Thank you Nigel Worthington for your time as manager of Norwich City Football Club.

Thank you for getting the team out of the mess it was in when you took over as manager and for gaining a creditable 15th place in the difficult circumstances you found yourself in and saving the club from what appeared a likely relegation that season.

Thank you for rebuilding the team without the availability of large finances, for the exciting run in of your first full season in charge which gave us a play-off place and those amazing matches against Wolves and a final at Cardiff's Millennium Stadium only won on penalties by Birmingham.

Thank you for that wonderful 2003-04 promotion season and bringing Darren Huckerby and Peter Crouch on loan which immediately transformed expectations. Norwich fans are indebted for your persuasive powers in convincing the directors that Huckerby had to be signed permanently.

Fans will never forget the manner in which Norwich won the league, the exciting football or that parade of the city streets and the celebrations at City Hall.

Thank you for bringing Premiership football to Carrow Road. We could see for ourselves just how much the skill levels had moved on since the old 1st Division days whilst our away supporters experienced for themselves the inflation of ticket prices which symbolises the power of money at the top level of football in this country.

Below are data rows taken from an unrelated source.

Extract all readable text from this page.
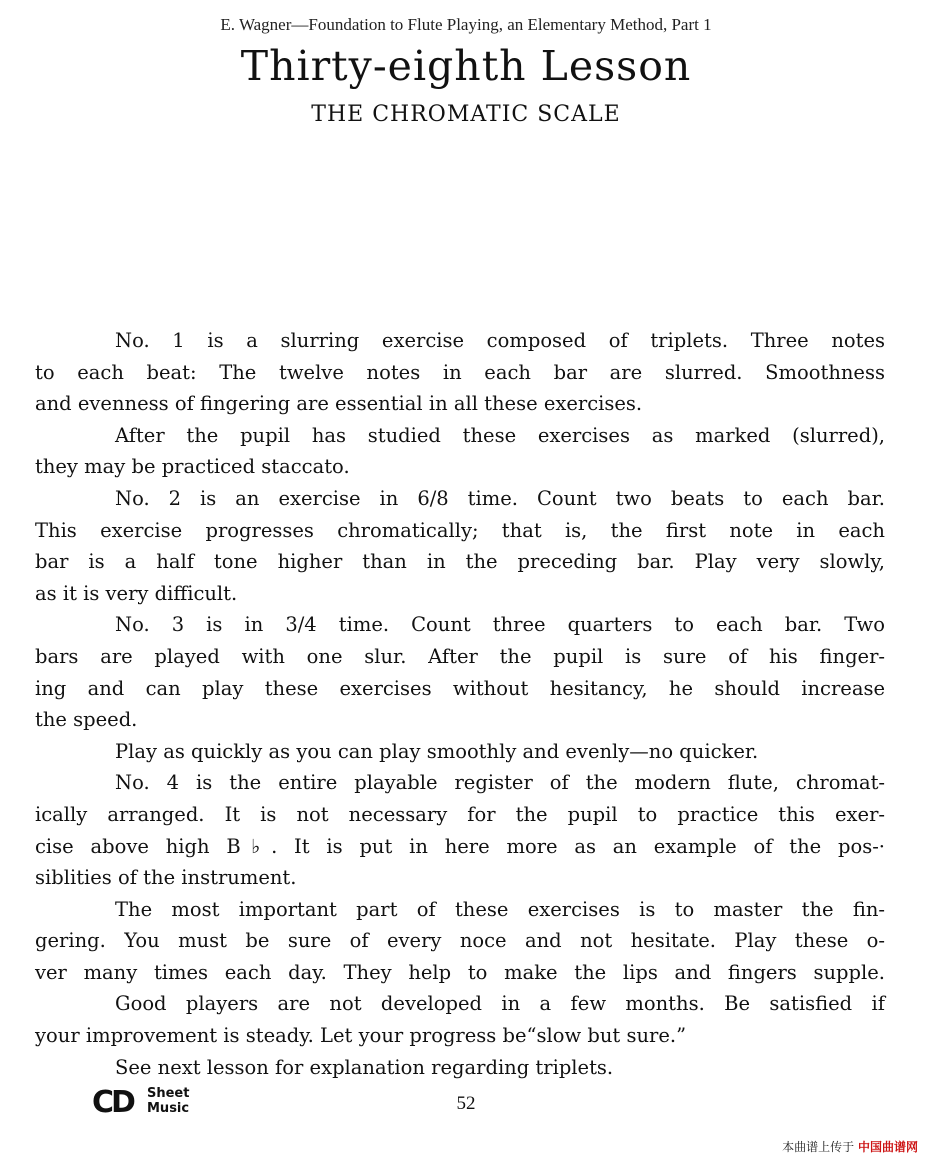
E. Wagner—Foundation to Flute Playing, an Elementary Method, Part 1
Thirty-eighth Lesson
THE CHROMATIC SCALE
No. 1 is a slurring exercise composed of triplets. Three notes
to each beat: The twelve notes in each bar are slurred. Smoothness
and evenness of fingering are essential in all these exercises.
After the pupil has studied these exercises as marked (slurred),
they may be practiced staccato.
No. 2 is an exercise in 6/8 time. Count two beats to each bar.
This exercise progresses chromatically; that is, the first note in each
bar is a half tone higher than in the preceding bar. Play very slowly,
as it is very difficult.
No. 3 is in 3/4 time. Count three quarters to each bar. Two
bars are played with one slur. After the pupil is sure of his finger-
ing and can play these exercises without hesitancy, he should increase
the speed.
Play as quickly as you can play smoothly and evenly—no quicker.
No. 4 is the entire playable register of the modern flute, chromat-
ically arranged. It is not necessary for the pupil to practice this exer-
cise above high B♭. It is put in here more as an example of the pos-·
siblities of the instrument.
The most important part of these exercises is to master the fin-
gering. You must be sure of every noce and not hesitate. Play these o-
ver many times each day. They help to make the lips and fingers supple.
Good players are not developed in a few months. Be satisfied if
your improvement is steady. Let your progress be“slow but sure.”
See next lesson for explanation regarding triplets.
CD Sheet
Music	52
本曲谱上传于 中国曲谱网
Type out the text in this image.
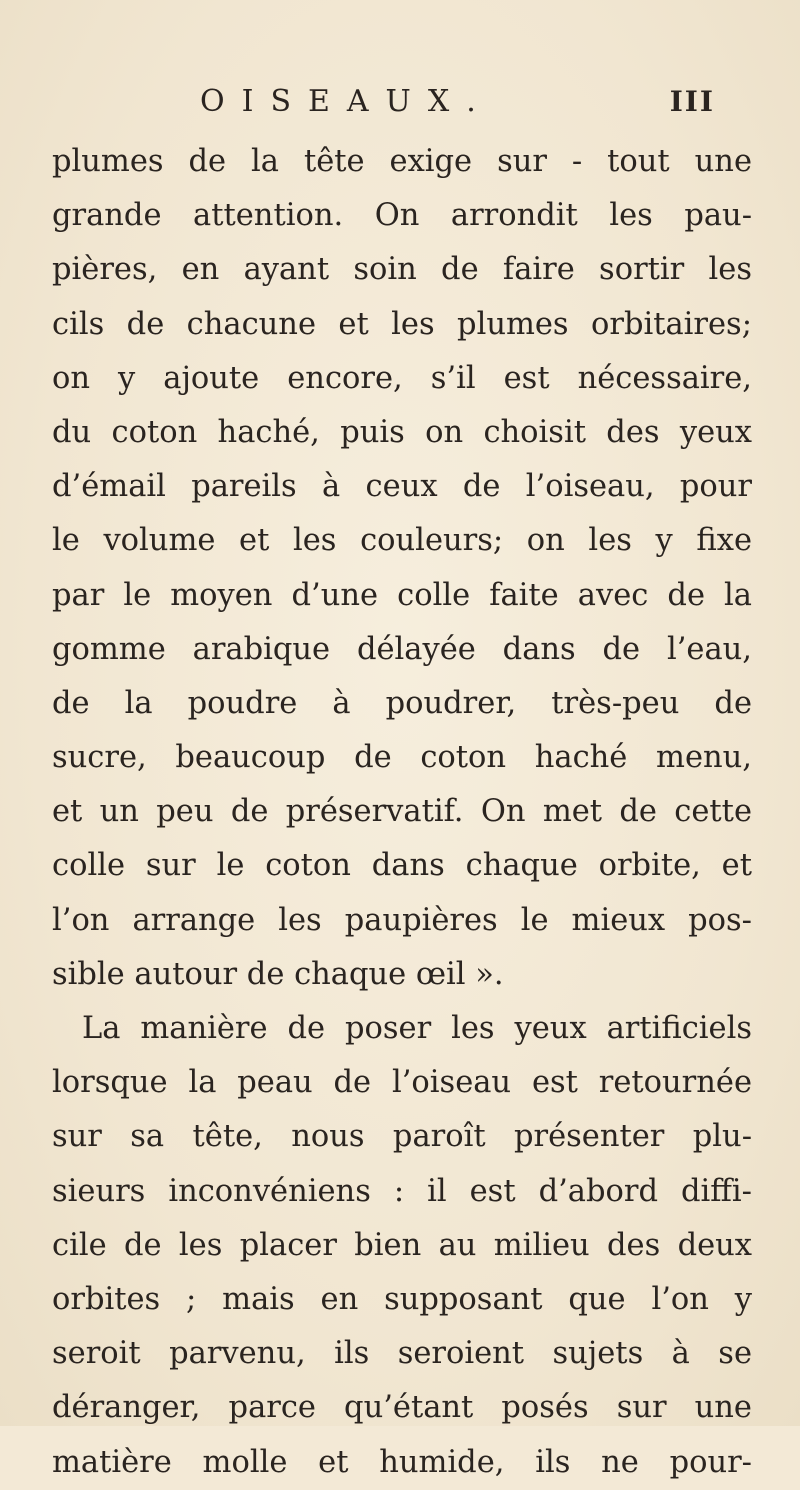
OISEAUX.	III
plumes de la tête exige sur - tout une
grande attention. On arrondit les pau-
pières, en ayant soin de faire sortir les
cils de chacune et les plumes orbitaires;
on y ajoute encore, s’il est nécessaire,
du coton haché, puis on choisit des yeux
d’émail pareils à ceux de l’oiseau, pour
le volume et les couleurs; on les y fixe
par le moyen d’une colle faite avec de la
gomme arabique délayée dans de l’eau,
de la poudre à poudrer, très-peu de
sucre, beaucoup de coton haché menu,
et un peu de préservatif. On met de cette
colle sur le coton dans chaque orbite, et
l’on arrange les paupières le mieux pos-
sible autour de chaque œil ».
La manière de poser les yeux artificiels
lorsque la peau de l’oiseau est retournée
sur sa tête, nous paroît présenter plu-
sieurs inconvéniens : il est d’abord diffi-
cile de les placer bien au milieu des deux
orbites ; mais en supposant que l’on y
seroit parvenu, ils seroient sujets à se
déranger, parce qu’étant posés sur une
matière molle et humide, ils ne pour-
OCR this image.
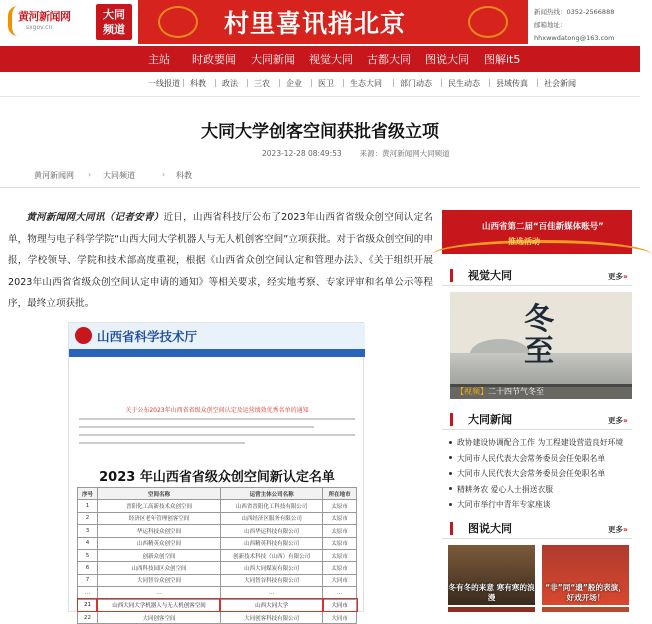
黄河新闻网
sxgov.cn
大同
频道	村里喜讯捎北京	新闻热线：0352-2566888
邮箱地址：hhxwwdatong@163.com
主站 时政要闻 大同新闻 视觉大同 古都大同 图说大同 图解it5
一线报道 | 科教 | 政法 | 三农 | 企业 | 医卫 | 生态大同 | 部门动态 | 民生动态 | 县域传真 | 社会新闻
大同大学创客空间获批省级立项
2023-12-28 08:49:53 来源：黄河新闻网大同频道
黄河新闻网 › 大同频道	› 科教
黄河新闻网大同讯（记者安青）近日，山西省科技厅公布了2023年山西省省级众创空间认定名单，物理与电子科学学院“山西大同大学机器人与无人机创客空间”立项获批。对于省级众创空间的申报，学校领导、学院和技术部高度重视，根据《山西省众创空间认定和管理办法》、《关于组织开展2023年山西省省级众创空间认定申请的通知》等相关要求，经实地考察、专家评审和名单公示等程序，最终立项获批。
山西省科学技术厅
关于公布2023年山西省省级众创空间认定及运营绩效优秀名单的通知
2023 年山西省省级众创空间新认定名单
序号	空间名称	运营主体公司名称	所在地市
1	晋阳化工高新技术众创空间	山西省晋阳化工科技有限公司	太原市
2	经济区老年管理创客空间	山西经济区服务有限公司	太原市
3	华运科技众创空间	山西华运科技有限公司	太原市
4	山西精英众创空间	山西精英科技有限公司	太原市
5	创新众创空间	创新技术科技（山西）有限公司	太原市
6	山西科技园区众创空间	山西大同煤炭有限公司	太原市
7	大同智谷众创空间	大同智谷科技有限公司	大同市
…	…	…	…
21	山西大同大学机器人与无人机创客空间	山西大同大学	大同市
22	大同创客空间	大同创客科技有限公司	大同市
山西省第二届“百佳新媒体账号”
推选活动
视觉大同	更多»
冬
至
【视频】二十四节气冬至
大同新闻	更多»
政协建设协调配合工作 为工程建设营造良好环境
大同市人民代表大会常务委员会任免职名单
大同市人民代表大会常务委员会任免职名单
精耕务农 爱心人士捐送衣服
大同市举行中青年专家座谈
图说大同	更多»
冬有冬的来意 寒有寒的浪漫
“非”同“遗”般的表演，好戏开场！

I had the privilege of writing the first NCISA Pink 'Un article for this season stating that the first 10 games had a significance greater than when Huckerby and Crouch appeared as loan players. Although last season NCISA called for a change of manager I do not know of anyone on the committee who did not want Worthington to pull things round. There was, with the gift of hind sight, a false dawn this September. The 10 games have indeed proved of great consequence to all concerned with Norwich City.

It is the nature of football, as Ken Brown expressed the other day, that the time comes for managers to move on although it is not easy to judge the timing when you are personally involved.

The expression of appreciation at the club's Press conference on Monday to Nigel Worthington was appropriate and will be joined by many City fans.

Now, though, the directors have the unenviable task of finding a suitable replacement, a manager who can demonstrate leadership, loyalty and vision to take City on and upwards. At 10 games and with a tight league there is everything to be gained.